Se siente algo como de turista en Sucre, paseando en el cementerio en medio de los mausoleos… ¡de los que fueron! Porque sí fueron, y muy importantes: fundamentales en la historia moderna de Bolivia -lo de "moderna" es sólo un recurso de contemporaneidad, no una descripción de situación-, protagonistas en grados mayores o menores de momentos y de coyunturas esenciales.
¡Pero ya no son más! Han tenido el gesto caballeroso de disponer ser ellos, en persona, quienes redacten su epitafio. El responso lo rezamos todos -¡faltaría más ante semejantes personajes!-, pero el epitafio lo han labrado ellos. Decidieron reconocer su muerte pero, lamentablemente, no están logrando un entierro de pompa y circunstancia. Y es que no se trata de muertes heroicas: son muertes por cansancio.
Porque habrá que reconocer que ADN llegó a su crisis terminal al mismo tiempo que su líder. Lo que vino después fue juego, manipulación, manejo de sigla electoral y cálculo personal. Los adenistas de hoy -asumo las excepciones- son los que se han tragado la espalda que Tuto les dio en el 2002 y aparecen buscando cualquier cosita, a pesar del desprecio con que los trata a ellos y a su sigla, el nuevo candidato. Porque les dio la espalda y los llevó a ese catastrófico tres por ciento, origen de reproches, acusaciones y renuncias que hoy, ante la posibilidad de un triunfo -léase embajadita, ministerito o más probablemente viceministerito, diputanciocita-, se han tragado sin agua, y son acólitos: en su tumba, ¡ni siquiera aparecerá el nombre de ADN!

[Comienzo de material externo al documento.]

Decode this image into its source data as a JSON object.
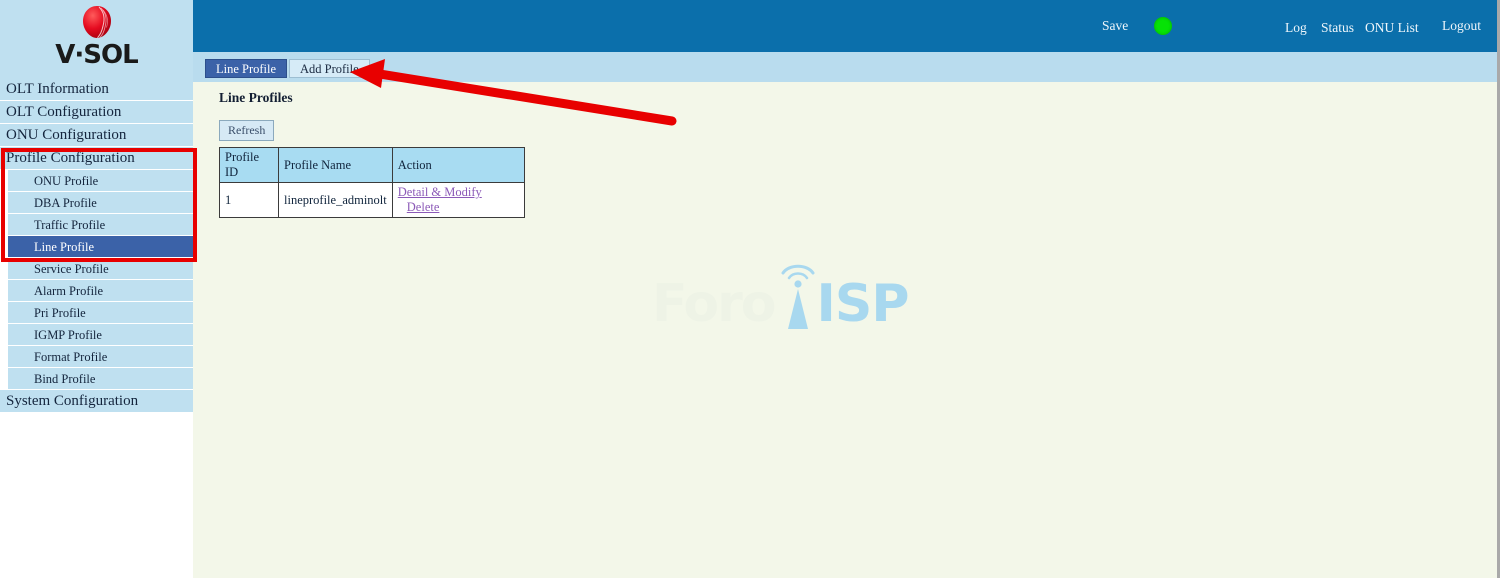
{
  "brand": {
    "name": "V·SOL",
    "logo_icon": "red-sphere-logo-icon"
  },
  "header": {
    "save_label": "Save",
    "status_indicator": "green-status-dot",
    "status_color": "#06e206",
    "background_color": "#0b6fab",
    "links": {
      "log": "Log",
      "status": "Status",
      "onu_list": "ONU List",
      "logout": "Logout"
    }
  },
  "sidebar": {
    "background_color": "#bfe0f0",
    "selected_color": "#3b62a8",
    "items": [
      {
        "label": "OLT Information",
        "level": "top",
        "selected": false
      },
      {
        "label": "OLT Configuration",
        "level": "top",
        "selected": false
      },
      {
        "label": "ONU Configuration",
        "level": "top",
        "selected": false
      },
      {
        "label": "Profile Configuration",
        "level": "top",
        "selected": false
      },
      {
        "label": "ONU Profile",
        "level": "sub",
        "selected": false
      },
      {
        "label": "DBA Profile",
        "level": "sub",
        "selected": false
      },
      {
        "label": "Traffic Profile",
        "level": "sub",
        "selected": false
      },
      {
        "label": "Line Profile",
        "level": "sub",
        "selected": true
      },
      {
        "label": "Service Profile",
        "level": "sub",
        "selected": false
      },
      {
        "label": "Alarm Profile",
        "level": "sub",
        "selected": false
      },
      {
        "label": "Pri Profile",
        "level": "sub",
        "selected": false
      },
      {
        "label": "IGMP Profile",
        "level": "sub",
        "selected": false
      },
      {
        "label": "Format Profile",
        "level": "sub",
        "selected": false
      },
      {
        "label": "Bind Profile",
        "level": "sub",
        "selected": false
      },
      {
        "label": "System Configuration",
        "level": "top",
        "selected": false
      }
    ]
  },
  "tabs": [
    {
      "label": "Line Profile",
      "active": true
    },
    {
      "label": "Add Profile",
      "active": false
    }
  ],
  "main": {
    "title": "Line Profiles",
    "refresh_label": "Refresh",
    "table": {
      "columns": [
        "Profile ID",
        "Profile Name",
        "Action"
      ],
      "rows": [
        {
          "profile_id": "1",
          "profile_name": "lineprofile_adminolt",
          "actions": [
            "Detail & Modify",
            "Delete"
          ]
        }
      ]
    },
    "background_color": "#f3f7e9"
  },
  "watermark": {
    "text_left": "Foro",
    "text_right": "ISP",
    "icon": "wifi-tower-icon"
  },
  "annotations": {
    "highlight_color": "#e80000",
    "box_target": "Profile Configuration menu group",
    "arrow_target": "Add Profile tab"
  }
}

¡Hay que replegarse a las regiones! Es el jefe histórico del MIR el que manifiesta y comunica a la nación que su partido ya no es nacional. Que ya no es lo que fue. Que a lo sumo que puede aspirar es a alguna prefectura departamental. Porque, por mucho que intente hacer don Hormando después de su empecinada resistencia a la autocracia mesista, no logrará sino la ficción de que el MIR todavía tiene candidato a Presidente… ¡sabiendo que no va a ser Presidente! Pero disputando la lápida para poder escribir algo que no sea la confesión de su muerte.

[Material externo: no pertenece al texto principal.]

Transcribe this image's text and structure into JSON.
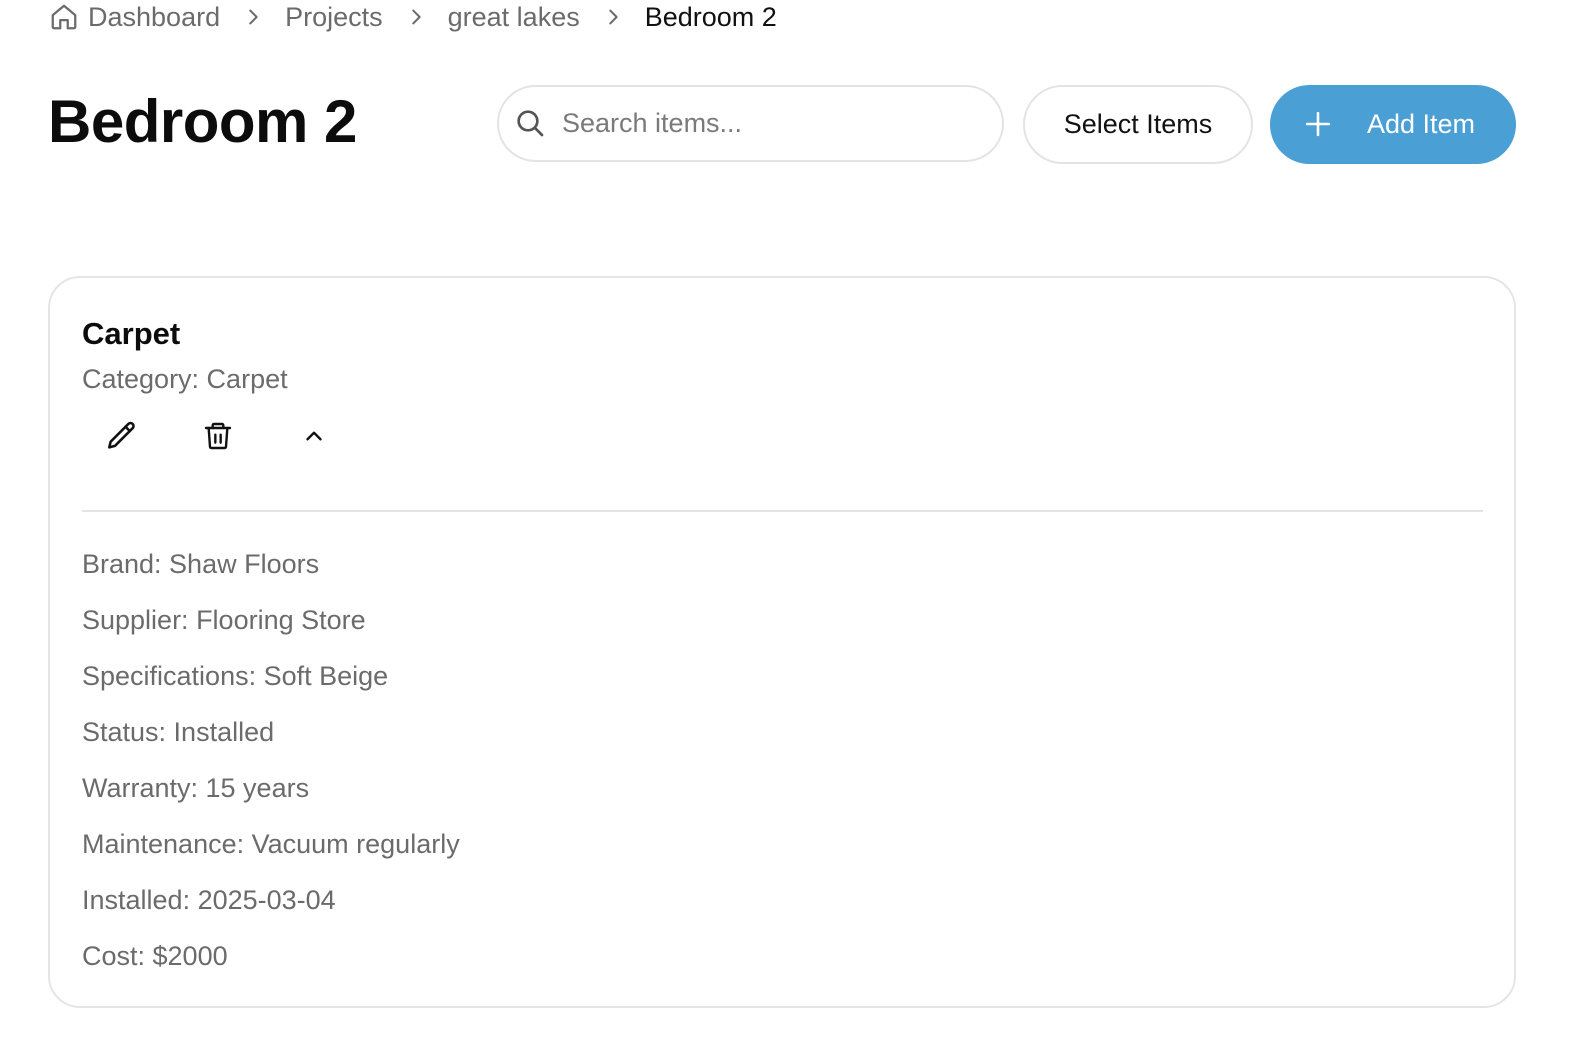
{
  "breadcrumb": {
    "items": [
      {
        "label": "Dashboard",
        "icon": "home-icon"
      },
      {
        "label": "Projects"
      },
      {
        "label": "great lakes"
      },
      {
        "label": "Bedroom 2",
        "current": true
      }
    ],
    "separator_icon": "chevron-right-icon"
  },
  "page": {
    "title": "Bedroom 2"
  },
  "search": {
    "placeholder": "Search items...",
    "value": "",
    "icon": "search-icon"
  },
  "toolbar": {
    "select_label": "Select Items",
    "add_label": "Add Item",
    "add_icon": "plus-icon",
    "accent_color": "#4a9fd4"
  },
  "item": {
    "name": "Carpet",
    "category": "Category: Carpet",
    "actions": [
      "pencil-icon",
      "trash-icon",
      "chevron-up-icon"
    ],
    "details": [
      "Brand: Shaw Floors",
      "Supplier: Flooring Store",
      "Specifications: Soft Beige",
      "Status: Installed",
      "Warranty: 15 years",
      "Maintenance: Vacuum regularly",
      "Installed: 2025-03-04",
      "Cost: $2000"
    ]
  }
}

Pero la muerte que más pena me da es la del MNR. Fui su candidato a la Alcaldía de la capital de la República -¡lo hice con mucho orgullo!-, pero no es por historia personal que me da pena: ¡es por historia de Bolivia! Sigo sosteniendo que ningún partido ha intentado construcción de Estado nacional como el MNR y tengo la convicción de que Paz Estenssoro ha sido -¡de lejos!- el mejor Presidente y el estadista con mayor visión de historia y de futuro. No tengo la menor de las dudas de que el primer Goni fue el mejor sucesor y el que entendió la necesidad de transformar Estado. De los muertos de hoy el MNR es, sin comparación, el más grande de todos. Paradójicamente el que debería haber elegido una tumba sencilla y floreada como la que proyectó para él don Víctor Paz -¡los hombres grandes siempre eligen formas sencillas de homenaje póstumo!-, eligió la algarada para proyectar una caricatura. Perdón, ¡ni siquiera caricatura! Porque su candidato es un paradigma de la falta de historia política, de ausencia de ontenido -¡no se acuerda por quién votó!-, y un símbolo de la falsa carta que algunos tratan de jugar ¡pensando en Fujimori! Me da pena, porque los grandes deberían saber morir. La muerte del MNR no es un suicidio de samurai orgulloso: ¡es la caricatura de un harakiri!